Dopage et sport de haut niveau : couple infernal ?

« En consultation, avant hier, je discute avec Antoine, un « gaillard » de 23 ans, que je connais depuis qu’il est né. Un gros bébé, quatrième enfant, venu un peu sur le tard après ses trois soeurs, le garçon de la fratrie... On me l’amène, fragile, aux consultations, des bronchites sifflantes, un peu d’eczéma, puis plus tard, costaud, à la limite de se faire reprocher sa « bonne santé » à l’adolescence, un IMC qui frise la remarque du médecin scolaire.

Et plus tard, le rugby... Je le vois peu, il est en pleine santé, ordonnances de Ventoline quand même, mais surtout les certificats d’aptitude pour son sport. Il poursuit des études supérieures, suivant la tradition familiale.

Avant hier c’était le certificat pour la licence universitaire. Je ne l’avais pas vu depuis 18 mois : il était accaparé par son engagement dans une équipe parisienne illustre en « nationale 2 », le médecin du club s’occupait de lui. Je le retrouve avec plaisir, un balèze qui fait son mètre quatre vingt huit.
C’était bien ces six mois en D2 ?

-  C’est génial d’être payé pour faire ce qu’on aime le plus !

-  Alors, pourquoi ce retour en « universitaire » ?

-  Je fais 90kg, j’ai fait jusqu’à 92, mais la fonte ça ne suffisait plus. J’avais un osteo et un kiné pour me remettre après les matchs, on m’avait fait faire un scanner des cervicales pour voir si je pouvais pousser en mêlée, mais c’était pas suffisant.

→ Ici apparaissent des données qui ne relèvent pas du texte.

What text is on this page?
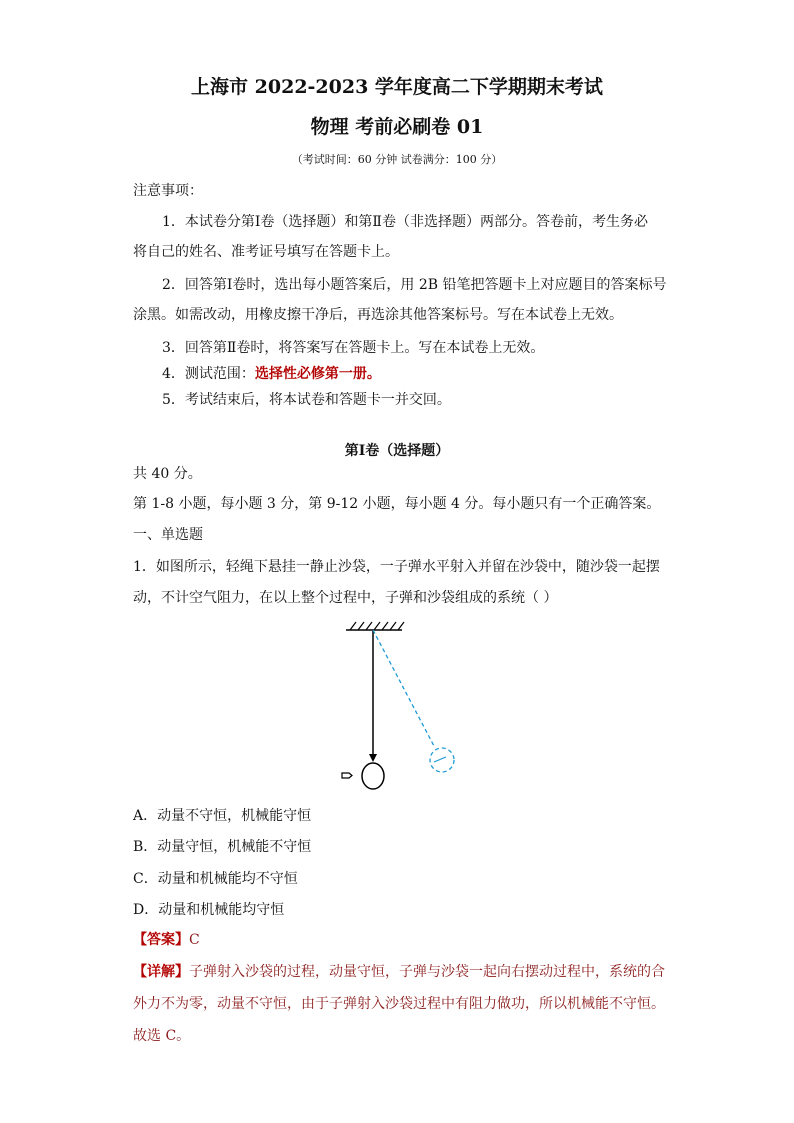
上海市 2022-2023 学年度高二下学期期末考试
物理 考前必刷卷 01
（考试时间：60 分钟 试卷满分：100 分）
注意事项：
1．本试卷分第Ⅰ卷（选择题）和第Ⅱ卷（非选择题）两部分。答卷前，考生务必
将自己的姓名、准考证号填写在答题卡上。
2．回答第Ⅰ卷时，选出每小题答案后，用 2B 铅笔把答题卡上对应题目的答案标号
涂黑。如需改动，用橡皮擦干净后，再选涂其他答案标号。写在本试卷上无效。
3．回答第Ⅱ卷时，将答案写在答题卡上。写在本试卷上无效。
4．测试范围：选择性必修第一册。
5．考试结束后，将本试卷和答题卡一并交回。
第Ⅰ卷（选择题）
共 40 分。
第 1-8 小题，每小题 3 分，第 9-12 小题，每小题 4 分。每小题只有一个正确答案。
一、单选题
1．如图所示，轻绳下悬挂一静止沙袋，一子弹水平射入并留在沙袋中，随沙袋一起摆
动，不计空气阻力，在以上整个过程中，子弹和沙袋组成的系统（ ）
A．动量不守恒，机械能守恒
B．动量守恒，机械能不守恒
C．动量和机械能均不守恒
D．动量和机械能均守恒
【答案】C
【详解】子弹射入沙袋的过程，动量守恒，子弹与沙袋一起向右摆动过程中，系统的合
外力不为零，动量不守恒，由于子弹射入沙袋过程中有阻力做功，所以机械能不守恒。
故选 C。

-  Qu’est ce qu’il aurait fallu faire ?

-  Je suis allé en Irlande, là-bas ils prennent tous de la créatine, c’est impressionnant, on ne peut pas s’aligner...

-  Il aurait donc fallu que tu prennes « quelque chose », est ce qu’on t’y a poussé ?

-  Non, mais dans ce sport il ne faut pas être « faible », sinon on se moque de toi...
-  Est ce qu’autour de toi des joueurs se dopaient ?
-  On ne sait pas trop, mais il en a qui prennent du poids et deviennent très musclés.

-  Ils prennent peut être des stéroïdes, comment peut on s’en procurer ?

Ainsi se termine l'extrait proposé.